D. – Il Papa, Benedetto XVI, ripete quello che i papi dicono ormai da tempo: l’opzione militare non è una soluzione; ecco, quanto è realistico, politicamente, continuare - giustamente sulla base del Vangelo - a ribadire questo concetto?
R. – Parallelamente a questa forza morale, che certamente è molto importante, che è uno dei motori della storia, in qualche modo deve accompagnarsi alla volontà politica più concreta; una capacità di imporre il nome di una comunità internazionale che deve, in qualche modo, dare segno della sua esistenza, delle soluzioni che effettivamente risolvano crisi come quella mediorientale che ormai da più di 60 anni rischiano di minare – di fatto minano, alimentando anche il terrorismo in tutto il mondo – la stabilità e la pace. La nota su cui vorrei insistere è che a questa forza morale – di cui ovviamente la Chiesa si fa interprete – molto spesso non si accompagna una capacità di azione politica da parte non solo delle organizzazioni multilaterali, ma anche da parte degli Stati, delle singole popolazioni che, in un mondo come oggi – dove anche la società civile è in grado di organizzarsi – dovrebbe far sentire, ancora più forte, la propria voce, a sostegno della formazione di una volontà politica capace di imporsi.

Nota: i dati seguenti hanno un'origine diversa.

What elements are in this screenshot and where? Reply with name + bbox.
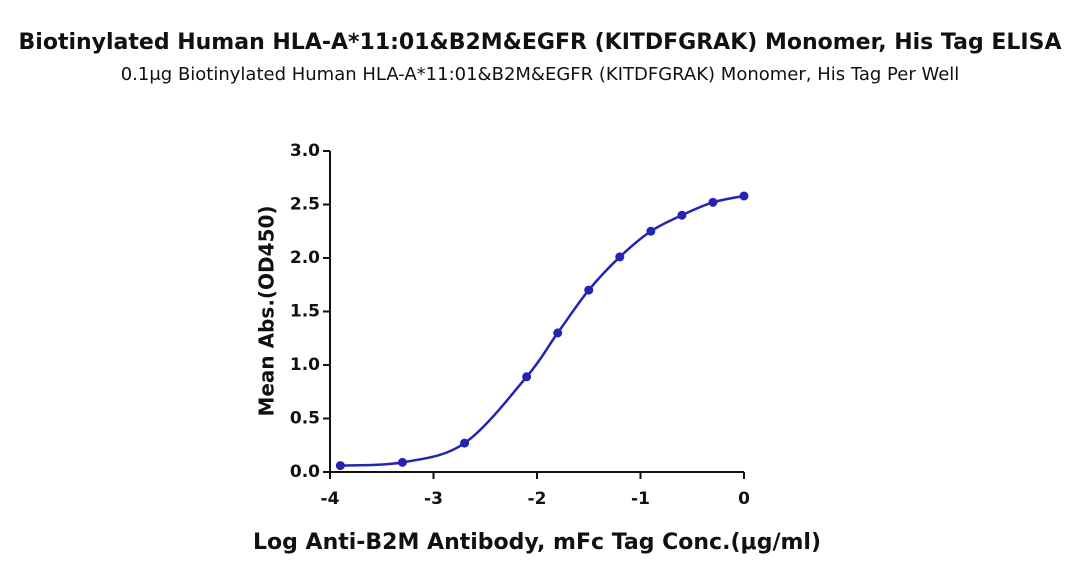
data-point — [584, 285, 594, 295]
x-tick-label: -4 — [321, 489, 340, 509]
y-tick-label: 2.5 — [290, 195, 320, 215]
y-tick-label: 3.0 — [290, 141, 320, 161]
x-tick-label: -1 — [631, 489, 650, 509]
data-point — [460, 438, 470, 448]
data-point — [397, 457, 407, 467]
data-point — [677, 210, 687, 220]
x-tick-label: -3 — [424, 489, 443, 509]
chart-subtitle: 0.1μg Biotinylated Human HLA-A*11:01&B2M… — [121, 64, 960, 85]
data-point — [646, 226, 656, 236]
x-axis-label: Log Anti-B2M Antibody, mFc Tag Conc.(μg/… — [253, 530, 821, 555]
y-tick-label: 0.5 — [290, 409, 320, 429]
data-point — [615, 252, 625, 262]
data-point — [553, 328, 563, 338]
y-axis-label: Mean Abs.(OD450) — [255, 205, 279, 416]
fit-curve — [340, 194, 745, 467]
data-point — [708, 197, 718, 207]
data-point — [335, 461, 345, 471]
y-tick-label: 1.5 — [290, 302, 320, 322]
data-point — [739, 191, 749, 201]
x-tick-label: 0 — [738, 489, 750, 509]
chart-title: Biotinylated Human HLA-A*11:01&B2M&EGFR … — [19, 30, 1062, 55]
y-tick-label: 2.0 — [290, 248, 320, 268]
data-point — [522, 372, 532, 382]
y-tick-label: 0.0 — [290, 462, 320, 482]
y-tick-label: 1.0 — [290, 355, 320, 375]
x-tick-label: -2 — [528, 489, 547, 509]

E sul costante richiamo ai massimi valori al quale il Papa ha fatto più volte riferimento nel suo discorso si sofferma padre Piero Gheddo, missionario del Pontificio istituto missioni estere, sempre al microfono di Fabio Colagrande:
R. – Quando noi togliamo dal nostro orizzonte - noi come popolo, non parlo di persone – Dio, la legge di Dio, la volontà di Dio, la morte di Dio, non capiamo più neanche l’uomo, non capiamo più neanche noi stessi. E quindi prevalgono le nostre passioni, i nostri egoismi, e quindi, la povertà morale. Come diceva Madre Teresa: “I poveri hanno bisogno di tante cose, soprattutto hanno bisogno di Dio, soprattutto cercano Dio” e aggiungeva “la più grande disgrazia dell’India è di non conoscere Cristo”. Quindi, la povertà morale di cui il Papa parla è un problema non solo dei popoli non cristiani e poveri, ma anche dei nostri popoli occidentali. Io direi che non dobbiamo fermarci troppo sulla povertà morale degli altri, ma sulla nostra povertà morale.
D. – In particolare, padre Gheddo, infatti, parlando del mondo occidentale, il Papa ha auspicato che non siano coltivati pregiudizi e ostilità verso i cristiani, semplicemente perché su certe questioni la loro voce dissente...
R. – Se uno ragiona bene, vede che come dice il Papa nel suo messaggio, il cristianesimo è una religione di libertà e di pace, nel servizio del vero bene dell’umanità. Quindi, perché opporsi al cristianesimo e alla Chiesa, che porta Cristo a tutti i popoli e a tutte le coscienze? Proprio perché magari la Chiesa ha delle idee diverse da quelle della voce comune. Ma questo è compito della Chiesa: portare nel mondo attuale le risposte ai problemi dell’uomo di oggi e che magari dissentono certamente da quelle del mondo.